Impfungen in Türkei und Indonesien
Wiederum andere Daten waren aus Studien mit dem Impfstoff in Indonesien (63,5 Prozent) und der Türkei (91,25 Prozent) gemeldet worden. Das hatte Zweifel an dem Vakzin genährt. So will etwa Singapur - das einzige einkommensstarke Land mit dem Sinovac bisher einen Deal abgeschlossen hat - vor einer Zulassung weitere offizielle Daten abwarten.
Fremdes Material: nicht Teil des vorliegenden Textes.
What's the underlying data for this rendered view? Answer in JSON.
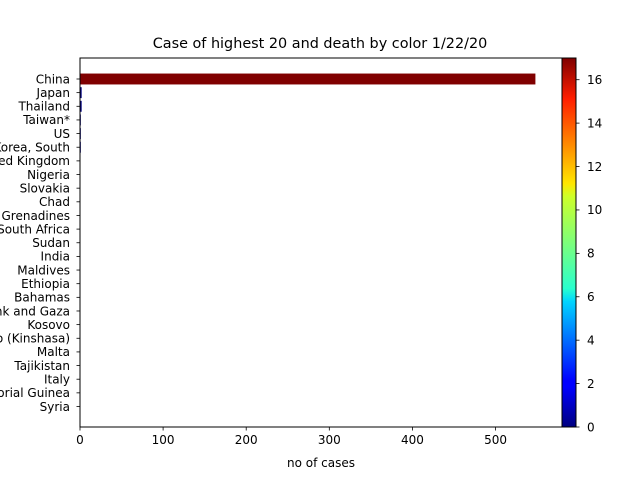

Indonesien und die Türkei haben dagegen ihre Impfkampagnen mit dem Mittel gestartet.

Diskussion um Dosierungsintervalle

Das Dosierungsintervall für Covid-19-Impfstoffe ist zuletzt vermehrt diskutiert worden. So ist das Vakzin von AstraZeneca und der Universität Oxford laut britischen Aufsichtsbehörden wirksamer, wenn zwischen den beiden Dosen ein längerer Abstand besteht als ursprünglich vorgesehen. Im Gespräch war auch ein spätere Verabreichung der zweiten Impfung mit dem Mittel von Biontech/Pfizer, um in kürzerer Zeit mehr Menschen impfen zu können. Davon riet in Deutschland aber die Ständige Impfkommission ab.